The type of LBP depends on the pain generator. One example is radicular pain, which refers to pain due to ectopic discharges from an inflamed or lesioned dorsal root or its ganglion.3 Typically, pain radiates from the back and buttock into the leg in a dermatomal pattern. The most common pathophysiological cause of radicular pain is disc herniation, which results in inflammation at the nerve. Furthermore, radicular pain differs from radiculopathy in that the latter impairs conduction down a spinal nerve, leading to numbness and muscle weakness.3 Although the two often accompany each other, radicular pain can appear in the absence of radiculopathy and vice versa.3

Another example is facet joint syndrome, which accounts for up to 30% of chronic LBP cases.9 The lumbar zygapophyseal joints are formed from the inferior process of upper vertebra and the superior articular process of lower vertebra; furthermore, these joints have a large amount of free and encapsulated nerve ending, which activate nociceptive afferents.3 Patients with facet joint syndrome typically complain of LBP, sometimes with somatic referred pain in the legs and often radiating to the thigh or groin. Back pain tends to be off-center and of lower intensity than leg pain; pain also increases with hyperextension, rotation, lateral bending, and uphill walking.3 Lastly, patients may report back stiffness, especially during the morning.

Other pain generators associated with LBP include sacroiliac joint pain (SIJ), lumbar spinal stenosis (LSS), and discogenic pain.
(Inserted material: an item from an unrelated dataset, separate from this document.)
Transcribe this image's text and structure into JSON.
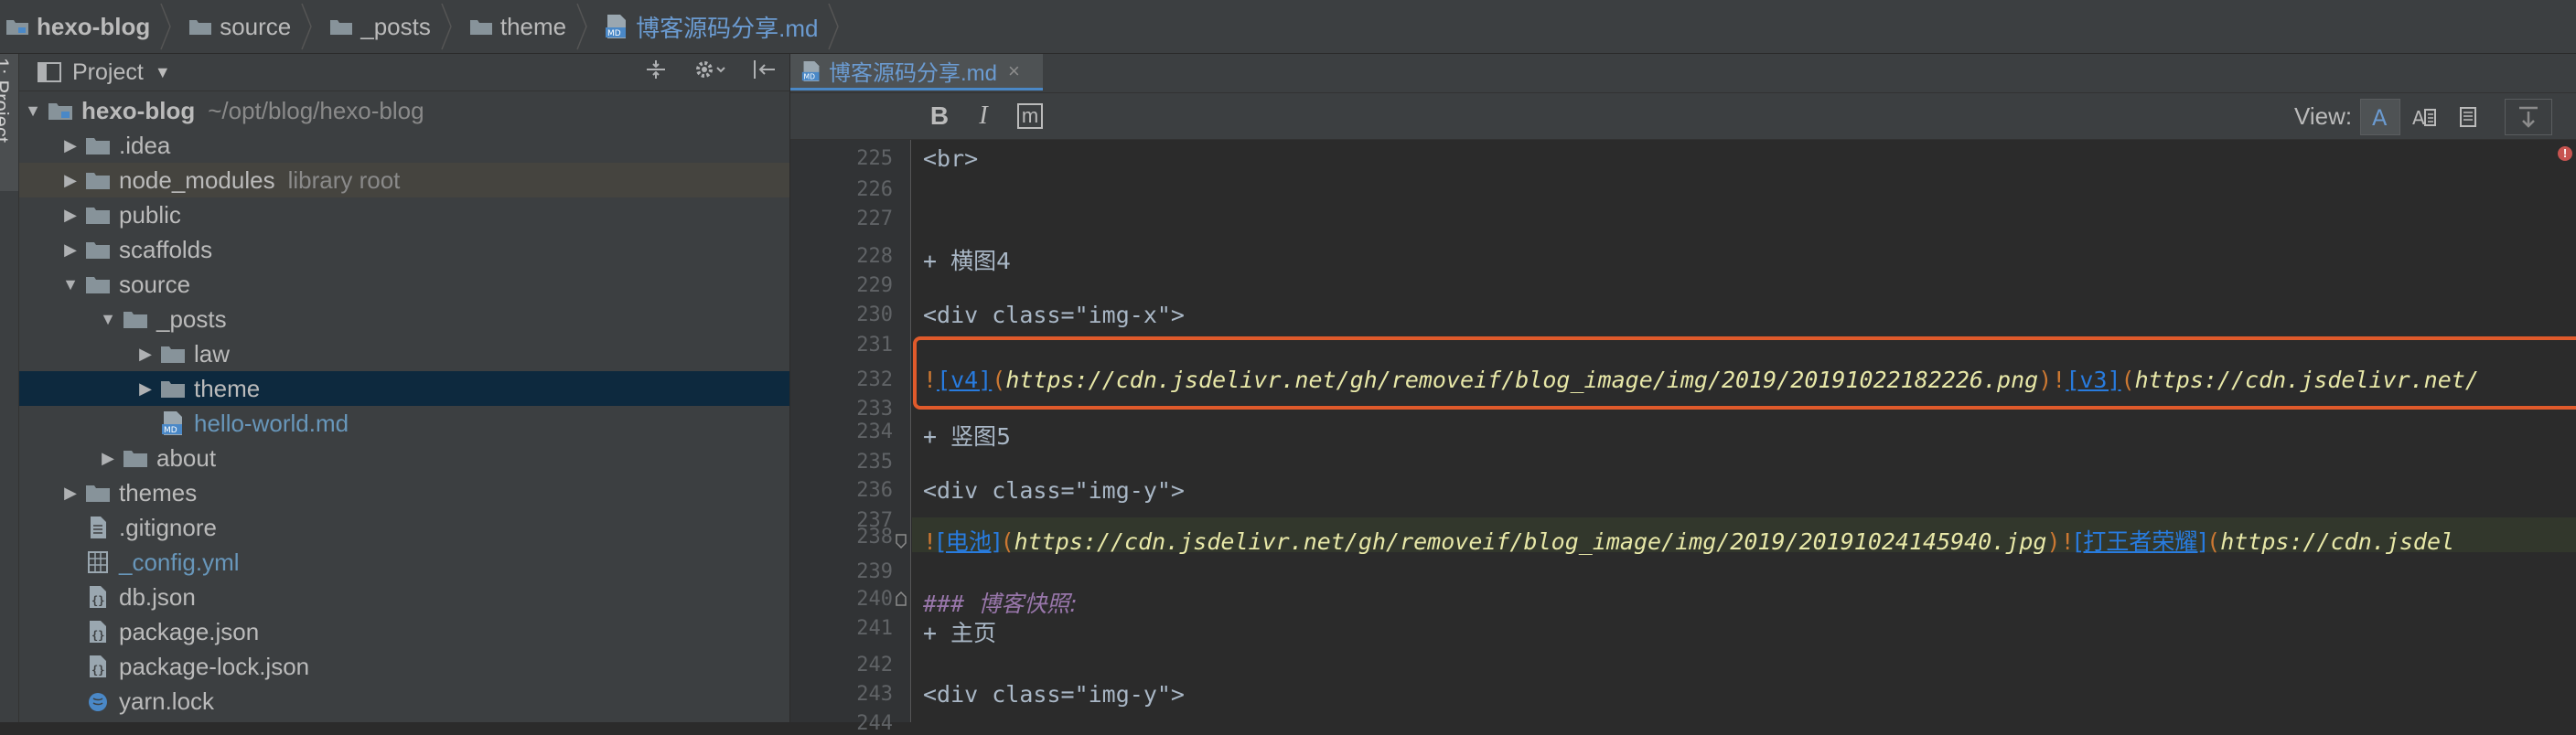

SIJ is well recognized as a source of pain in patients with chronic LBP. Pain associated with SIJ can arise from ligamentous or capsular tension, altered joint mechanics, extraneous compression or shear forces, hypermobility, and myofascial or kinetic chain dysfunction leading to inflammation.10 LSS is determined by progressive narrowing of the central spinal canal and lateral recesses, which consequently leads to compression of neurovascular structures.3 Most cases of LSS are degenerative and associated with structural changes in the spine due to aging. Lastly, disc degeneration is the pain generator in 39% of chronic LBP cases.3 In terms of the pathophysiology, disc degeneration is characterized by degradation of the nucleus pulposus matrix with accompanying radial and concentric fissures in the annulus fibrosus.3 Overall it is critical that clinicians perform a thorough evaluation to accurately diagnosis the cause of LBP and develop an effective multimodal treatment plan that rapidly alleviates symptoms.